Physicians’ recommendation for CS might have various reasons such as better management of their time and better financial income. Therefore, one important strategy would be emphasizing this issue in medical education and changing doctor’s attitudes as well as implementing preventive policies.

Moreover, women, who were more concerned of their body image tend to have greater intention to do cesarean. It is rooted in the beliefs that cesarean section prevents vaginal relaxation after giving birth while vaginal delivery leads to uterine and bladder relaxation and prolapse (28), while, body will return to its previous state much quicker in vaginal delivery compared to SC. Scar of cesarean on abdomen and uterine ruptures mostly due to previous cesarean sections are the other problems of CS (29).
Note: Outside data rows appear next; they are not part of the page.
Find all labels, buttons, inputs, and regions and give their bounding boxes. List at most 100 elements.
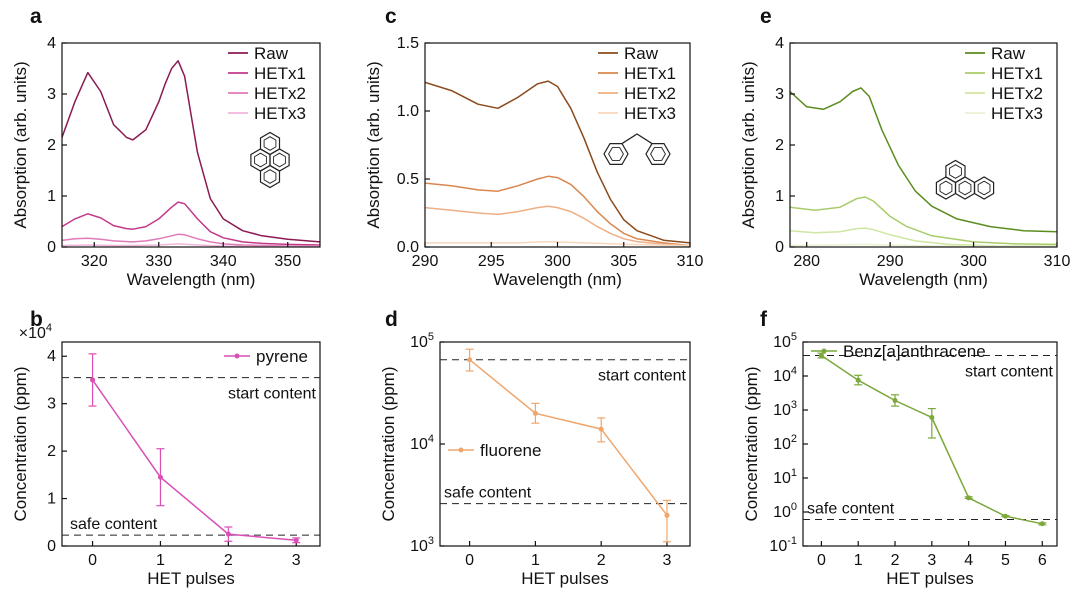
legend-label-hetx1: HETx1 xyxy=(624,64,676,83)
x-tick-label-b: 1 xyxy=(156,552,165,569)
legend-label-hetx2: HETx2 xyxy=(624,84,676,103)
series-line-hetx3 xyxy=(790,243,1057,247)
pyrene-ring xyxy=(259,164,281,189)
legend-label-hetx3: HETx3 xyxy=(991,104,1043,123)
benzanthracene-inner-ring xyxy=(958,180,972,196)
legend-label-raw: Raw xyxy=(991,44,1026,63)
x-axis-label-f: HET pulses xyxy=(886,569,974,588)
legend-label-raw: Raw xyxy=(254,44,289,63)
start-content-label: start content xyxy=(965,364,1054,381)
start-content-label: start content xyxy=(598,368,687,385)
y-axis-label-b: Concentration (ppm) xyxy=(11,367,30,522)
y-tick-label-f: 101 xyxy=(773,467,797,487)
x-tick-label-c: 305 xyxy=(610,253,637,270)
legend-label-hetx2: HETx2 xyxy=(254,84,306,103)
y-tick-label-f: 103 xyxy=(773,399,797,419)
panel-label-f: f xyxy=(760,308,768,331)
legend-label-raw: Raw xyxy=(624,44,659,63)
axes-frame-b xyxy=(61,341,321,547)
x-axis-label-b: HET pulses xyxy=(147,569,235,588)
x-tick-label-b: 0 xyxy=(88,552,97,569)
x-tick-label-d: 3 xyxy=(663,552,672,569)
y-tick-label-b: 4 xyxy=(47,348,56,365)
y-axis-label-e: Absorption (arb. units) xyxy=(739,61,758,228)
series-line-hetx2 xyxy=(425,205,690,247)
y-axis-label-c: Absorption (arb. units) xyxy=(364,61,383,228)
series-line-raw xyxy=(62,60,320,243)
y-tick-label-c: 0.0 xyxy=(397,239,419,256)
panel-b: 0 1 2 3 0 1 2 3 4 HET pulses Concentration (ppm) ×1… xyxy=(11,322,321,588)
benzanthracene-ring xyxy=(973,176,995,200)
legend-marker-pyrene xyxy=(234,353,240,359)
y-tick-label-a: 3 xyxy=(47,86,56,103)
series-line-hetx1 xyxy=(62,201,320,246)
y-tick-label-d: 105 xyxy=(410,331,434,351)
panel-label-a: a xyxy=(30,5,42,28)
series-line-hetx3 xyxy=(62,243,320,247)
data-point xyxy=(892,398,898,404)
series-line-b xyxy=(91,379,297,542)
y-exponent-label: ×104 xyxy=(19,322,52,342)
y-tick-label-e: 0 xyxy=(775,239,784,256)
y-tick-label-e: 3 xyxy=(775,86,784,103)
y-tick-label-b: 0 xyxy=(47,538,56,555)
panel-label-d: d xyxy=(385,308,398,331)
x-tick-label-c: 295 xyxy=(478,253,505,270)
fluorene-bridge xyxy=(621,133,653,145)
panel-label-b: b xyxy=(30,308,43,331)
data-point xyxy=(664,512,670,518)
y-tick-label-a: 2 xyxy=(47,137,56,154)
benzanthracene-inner-ring xyxy=(949,164,962,179)
benzanthracene-structure xyxy=(935,159,995,200)
y-tick-label-f: 102 xyxy=(773,433,797,453)
y-tick-label-f: 104 xyxy=(773,365,797,385)
y-tick-label-a: 1 xyxy=(47,188,56,205)
series-line-raw xyxy=(790,87,1057,233)
data-point xyxy=(293,537,299,543)
x-tick-label-c: 310 xyxy=(677,253,704,270)
legend-label-hetx3: HETx3 xyxy=(254,104,306,123)
y-tick-label-f: 10-1 xyxy=(769,535,797,555)
legend-label-benz: Benz[a]anthracene xyxy=(843,342,986,361)
x-tick-label-e: 310 xyxy=(1044,253,1071,270)
data-point xyxy=(532,410,538,416)
x-tick-label-a: 340 xyxy=(210,253,237,270)
panel-label-c: c xyxy=(385,5,397,28)
y-tick-label-f: 105 xyxy=(773,331,797,351)
data-point xyxy=(225,531,231,537)
pyrene-inner-ring xyxy=(254,152,267,168)
data-point xyxy=(1039,521,1045,527)
x-tick-label-f: 4 xyxy=(964,552,973,569)
legend-label-fluorene: fluorene xyxy=(480,441,541,460)
x-tick-label-f: 2 xyxy=(891,552,900,569)
x-axis-label-c: Wavelength (nm) xyxy=(493,270,622,289)
y-tick-label-e: 4 xyxy=(775,35,784,52)
y-tick-label-b: 1 xyxy=(47,491,56,508)
x-tick-label-f: 1 xyxy=(854,552,863,569)
x-axis-label-d: HET pulses xyxy=(521,569,609,588)
series-line-raw xyxy=(425,80,690,244)
panel-label-e: e xyxy=(760,5,772,28)
fluorene-ring xyxy=(603,143,629,165)
panel-e: 280 290 300 310 0 1 2 3 4 Wavelength (nm) Absorpti… xyxy=(739,35,1070,289)
pyrene-inner-ring xyxy=(263,136,277,151)
legend-label-hetx3: HETx3 xyxy=(624,104,676,123)
safe-content-label: safe content xyxy=(70,516,158,533)
panel-d: 0 1 2 3 103 104 105 HET pulses Concentration (pp… xyxy=(379,331,691,588)
y-tick-label-c: 1.5 xyxy=(397,35,419,52)
y-tick-label-a: 0 xyxy=(47,239,56,256)
y-axis-label-f: Concentration (ppm) xyxy=(742,367,761,522)
x-tick-label-d: 0 xyxy=(465,552,474,569)
x-tick-label-d: 1 xyxy=(531,552,540,569)
data-point xyxy=(1002,513,1008,519)
fluorene-inner-ring xyxy=(650,147,666,161)
x-tick-label-a: 320 xyxy=(81,253,108,270)
y-tick-label-d: 103 xyxy=(410,535,434,555)
y-tick-label-e: 1 xyxy=(775,188,784,205)
data-point xyxy=(157,474,163,480)
x-tick-label-e: 280 xyxy=(793,253,820,270)
data-point xyxy=(929,415,935,421)
x-tick-label-c: 300 xyxy=(544,253,571,270)
series-line-hetx1 xyxy=(425,175,690,247)
x-tick-label-f: 3 xyxy=(927,552,936,569)
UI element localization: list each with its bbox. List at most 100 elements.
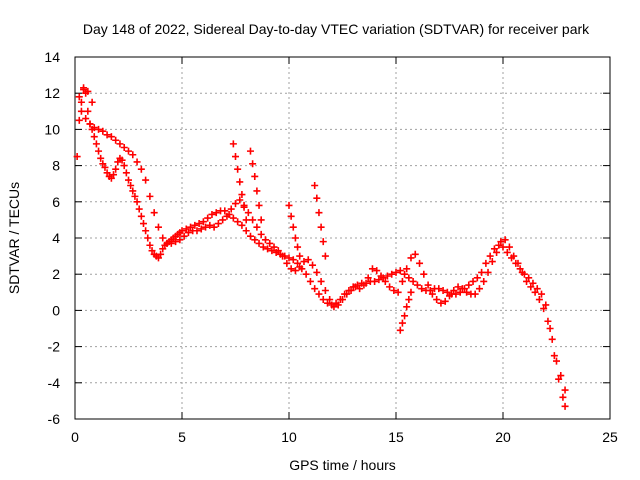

Perhaps one belief that strongly influences women’s decision on CS is the adverse effects of vaginal delivery in loosening the vagina and its adverse effects on quality of sexual relationship after NVD. In addition, some women held a belief that relaxation of bladder would create lack of urine control after NVD in the long term. Consistent with this, another study in Thailand, showed that one significant predictor for women’ preference for cesarean delivery, is a belief that cesarean delivery could preserve sexual satisfaction that might be jeopardized after relaxation due to vaginal delivery (30). Therefore, through enhancing the quality of care during labor, it is possible to minimize the side effects after vaginal delivery and correct such misperception in prenatal courses for pregnant women in hospitals and during prenatal care.

It is important to review the training of students in the health care, in order to restore the role of women in the birth process, providing opportunities for them to decide on the type of childbirth based on consistent information and scientific evidence. Moreover, it is important to discuss beliefs that have been passed down from generation to generation in relation to natural childbirth and cesarean section. Some misperceptions need to be amended with regard to advantages of surgical procedure (CS) compared to NVD. Disclosing such evidence to the media may contribute to changes in this model that is still in force.

This was a cross sectional study which had some limitations that need to be considered in interpretation of these results. In cross sectional studies, causality needs to be made with caution. Enquiring the women at the same time about their intention to do CS or NVD and their attitude towards CS or NVD creates this problem and only longitudinal studies can show cause and effect with more certainty. Moreover, because the sample was restricted to the context of Isfahan city, these results might not be generalizable to other social contexts. Therefore, further similar researches are needed to be carried out in other contexts which broaden the understanding of determinants of CS intention in other contexts. And also it is suggested that more in depth rationales and reasons for intention to do cesarean section or vaginal delivery be explored in a qualitative study.

Conclusion

Choosing cesarean section voluntarily is a multifaceted decision which is shaped by various factors; hence, comprehensive interventions are suggested to discourage voluntary cesarean section. These interventions need to encompass changes in physicians’ role, social norms, body image and correcting misperceptions among women towards CS and NVD during prenatal courses.

Acknowledgement

The authors would like to appreciate the help of Professor Hassan Saraie, who kindly advised us in this study and provided valuable comments.

Footnotes

Conflict of Interest

There is no conflict of interest in this work.